Me: “Education. This is [Deals].”
Woman: “Excuse me?”
Me: “Uhmmm…education? This is [Deals].”
Woman: “Well, can I speak to [Deals]?”
Me: “Yeah, uhmmm, this is [Deals].”
Woman: “Oh.”
[Long Pause]
Me: “So, uh, how can I help you?”
Woman: “Well, it’s just that I thought you were a man.”
Me: “Oh?”
Woman: “Yeah. A middle-aged man.”
Me: “Uh...Okay?”
Woman: “And, well, I thought we had a…gosh, this is so embarrassing…a special connection.”
Me: “A special connection?”
Woman: “You know, in our email correspondence over the past couple of days.”
Me: “Really? Huh. What were we talking about?”
Woman: “The message board.”
Me: “The message board? You mean the [museum’s] message board?”
Woman: “Yeah.”
Me: “Really? A special connection from that?”
Woman: “Yeah. You were just so friendly and helpful, and took the time to explain why the board crashed last week to me and all. I dunno’. I guess I just felt a real connection to you. You really made me feel special.”
Me: “Oh.”
Woman: “That’s why I asked for your number at the office. I thought I’d call and, you know…hubba-hubba.”
Me: “Oh. Right.”
Woman: “But now you’re a woman.”
Me: “Uhmmm, yeah. Sorry about that. I didn’t mean to…well…you know.”
Woman: “Its okay. How could you have known?”
Me: “Exactly. I was just responding to your email. That’s all.”
Woman: “True. However, you really should do something about your name. It’s misleading.”
Me: “Oh? I guess I never really thought of it that way. Granted, my name doesn’t really have a gender associated with it. It’s never been a real problem, though. Not that it’s a problem now, mind you. It’s just that…well, you know. No one’s ever called the office and been upset that I wasn’t a man before. I'm not really sure how to react.”
Woman: “Maybe if you put ‘Ms.’ in front of [Deals] in your emails. That might help.”
Me: “Uhmmm, yeah. I’ll, uh, definitely consider doing that in the future.”
Woman: “You can’t honestly tell me that no one’s ever had this problem with your name in the past?”
Me: “People have referred to me as ‘Mr.’ in emails before, yes. It’s never been all that big of a deal, though. That is, until now.”
Woman: “Well, I’d do something about it if I were you.”
Me: “Yes, Ma’am. Of course.
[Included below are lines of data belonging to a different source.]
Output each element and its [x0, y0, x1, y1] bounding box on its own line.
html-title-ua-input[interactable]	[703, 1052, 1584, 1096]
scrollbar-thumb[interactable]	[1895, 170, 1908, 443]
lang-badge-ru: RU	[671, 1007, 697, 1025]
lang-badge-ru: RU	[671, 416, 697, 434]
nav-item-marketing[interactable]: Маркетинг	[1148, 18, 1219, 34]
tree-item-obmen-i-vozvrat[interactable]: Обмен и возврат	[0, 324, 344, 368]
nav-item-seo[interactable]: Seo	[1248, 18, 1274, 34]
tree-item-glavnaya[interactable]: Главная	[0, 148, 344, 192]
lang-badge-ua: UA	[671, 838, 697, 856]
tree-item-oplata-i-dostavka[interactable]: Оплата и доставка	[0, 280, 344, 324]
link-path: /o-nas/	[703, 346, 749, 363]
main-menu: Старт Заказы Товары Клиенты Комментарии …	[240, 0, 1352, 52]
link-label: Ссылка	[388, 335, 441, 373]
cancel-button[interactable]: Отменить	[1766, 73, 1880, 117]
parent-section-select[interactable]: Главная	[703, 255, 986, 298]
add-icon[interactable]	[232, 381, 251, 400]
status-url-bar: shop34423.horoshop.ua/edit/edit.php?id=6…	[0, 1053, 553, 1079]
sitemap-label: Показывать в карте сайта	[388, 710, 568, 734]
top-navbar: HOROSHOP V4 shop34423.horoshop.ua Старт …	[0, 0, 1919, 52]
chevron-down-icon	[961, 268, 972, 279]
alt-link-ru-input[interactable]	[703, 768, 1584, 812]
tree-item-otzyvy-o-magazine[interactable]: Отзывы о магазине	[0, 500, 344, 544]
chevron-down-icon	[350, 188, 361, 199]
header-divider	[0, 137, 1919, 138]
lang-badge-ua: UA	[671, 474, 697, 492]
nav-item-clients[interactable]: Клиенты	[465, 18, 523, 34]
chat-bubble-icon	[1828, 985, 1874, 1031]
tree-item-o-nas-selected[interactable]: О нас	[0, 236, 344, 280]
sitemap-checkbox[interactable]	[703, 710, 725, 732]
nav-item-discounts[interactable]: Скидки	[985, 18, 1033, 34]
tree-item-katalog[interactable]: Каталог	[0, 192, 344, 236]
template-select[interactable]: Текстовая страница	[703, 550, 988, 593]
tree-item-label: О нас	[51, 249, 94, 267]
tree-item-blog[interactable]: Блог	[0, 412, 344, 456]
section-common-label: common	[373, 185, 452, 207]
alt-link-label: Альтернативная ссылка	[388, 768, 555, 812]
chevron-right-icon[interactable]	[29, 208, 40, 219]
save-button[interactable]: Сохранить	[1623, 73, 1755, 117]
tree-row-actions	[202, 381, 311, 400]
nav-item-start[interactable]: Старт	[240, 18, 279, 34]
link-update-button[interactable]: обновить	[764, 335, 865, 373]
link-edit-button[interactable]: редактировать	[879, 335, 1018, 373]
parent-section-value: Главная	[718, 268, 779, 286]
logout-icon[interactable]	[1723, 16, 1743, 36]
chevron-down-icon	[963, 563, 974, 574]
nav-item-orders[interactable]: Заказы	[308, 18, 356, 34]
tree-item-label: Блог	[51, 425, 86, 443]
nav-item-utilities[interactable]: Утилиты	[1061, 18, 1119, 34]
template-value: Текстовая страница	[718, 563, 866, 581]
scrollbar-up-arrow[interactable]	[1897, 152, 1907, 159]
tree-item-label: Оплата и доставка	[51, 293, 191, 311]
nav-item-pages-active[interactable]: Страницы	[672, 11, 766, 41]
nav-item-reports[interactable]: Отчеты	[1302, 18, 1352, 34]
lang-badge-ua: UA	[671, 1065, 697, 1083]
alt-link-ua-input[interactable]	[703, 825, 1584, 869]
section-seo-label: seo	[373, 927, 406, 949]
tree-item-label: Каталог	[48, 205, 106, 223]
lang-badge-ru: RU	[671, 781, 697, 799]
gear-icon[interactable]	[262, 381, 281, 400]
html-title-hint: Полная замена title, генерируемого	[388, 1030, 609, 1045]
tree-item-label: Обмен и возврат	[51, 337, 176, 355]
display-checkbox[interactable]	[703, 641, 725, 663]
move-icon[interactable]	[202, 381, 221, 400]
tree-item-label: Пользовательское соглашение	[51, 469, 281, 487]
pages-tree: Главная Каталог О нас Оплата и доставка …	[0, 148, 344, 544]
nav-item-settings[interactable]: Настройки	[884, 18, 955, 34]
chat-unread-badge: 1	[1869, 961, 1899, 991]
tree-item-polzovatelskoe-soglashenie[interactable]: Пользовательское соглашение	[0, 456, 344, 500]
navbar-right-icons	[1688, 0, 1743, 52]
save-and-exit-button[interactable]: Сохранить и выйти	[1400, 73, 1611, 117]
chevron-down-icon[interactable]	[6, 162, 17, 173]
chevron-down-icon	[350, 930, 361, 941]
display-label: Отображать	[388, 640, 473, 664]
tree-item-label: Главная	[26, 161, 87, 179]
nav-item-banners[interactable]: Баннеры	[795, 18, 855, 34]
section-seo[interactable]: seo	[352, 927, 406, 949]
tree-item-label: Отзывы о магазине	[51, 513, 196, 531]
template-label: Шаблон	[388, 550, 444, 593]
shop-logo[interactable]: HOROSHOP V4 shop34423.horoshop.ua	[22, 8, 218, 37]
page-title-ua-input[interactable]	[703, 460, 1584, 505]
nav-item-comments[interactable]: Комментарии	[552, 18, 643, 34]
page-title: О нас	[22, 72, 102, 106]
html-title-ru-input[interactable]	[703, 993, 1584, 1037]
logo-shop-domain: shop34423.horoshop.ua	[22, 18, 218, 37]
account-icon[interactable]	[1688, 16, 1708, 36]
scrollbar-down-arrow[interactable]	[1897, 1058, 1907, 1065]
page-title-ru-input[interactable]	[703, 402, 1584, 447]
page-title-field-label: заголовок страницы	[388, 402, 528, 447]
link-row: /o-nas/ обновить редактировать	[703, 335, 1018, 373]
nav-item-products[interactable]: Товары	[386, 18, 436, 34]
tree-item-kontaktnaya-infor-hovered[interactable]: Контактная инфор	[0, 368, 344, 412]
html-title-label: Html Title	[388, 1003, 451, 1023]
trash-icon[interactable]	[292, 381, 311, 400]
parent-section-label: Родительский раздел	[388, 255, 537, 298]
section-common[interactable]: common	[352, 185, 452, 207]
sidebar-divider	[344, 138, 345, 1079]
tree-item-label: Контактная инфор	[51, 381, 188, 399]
I’m so sorry about the confusion.”
Woman: “Of course you are. [Awkward Silence] Well, enough about that. Where were we?”
Me: “I dunno’. The message board?”
Woman: “Oh, right. The message board….”
That’s right. I just apologized for:
1) My name.
2) Not being a man. A MIDDLE-AGED man.
3) Discussing the status of the museum’s message board in a purely factual email (I’m sorry, what?!).
Stunned. I’m absolutely stunned. I’d say more, but I can’t. This conversation has left me speechless.
You all know I’m a woman, right?
(Because I am. Really.)
(Because I am. Really.)
8 comments:
Wow. I've had some bizarre conversations with people when I was at work before, but yours takes the cake. This woman was totally trying to pick you up! Or she would have, anyway. Very weird. Don't worry - the problem in that conversation was all on her end.
Simply amazing. Nice job leading her on, Deals ;)
"I trowe he were a geldyng or a mare"
I'm with Chaucer...I can't tell if you're a nut-less guy or a gal, Deals
...in either case, I still love you DD
Turd: Oh. Ha. Ha.
Wow! What incredible customer service. You were even nice to her on the phone!
Of course you realize now that I'm curious as to what your name is. Care to share? Don't worry, though. I know you're a woman.
Awwww, poor Deals. You were more than gracious to the Psycho Woman. No apologies needed.
I like your name. You know I'm one of many, so I envy your uniqueness.
Very cool.
Ok that made me laugh out loud. The assumption on her part, your "special connection", making her feel special with your explanation, and the just the akwardness that permeated this entire thing.
Oh Deals (the feminine version that is) you made my day.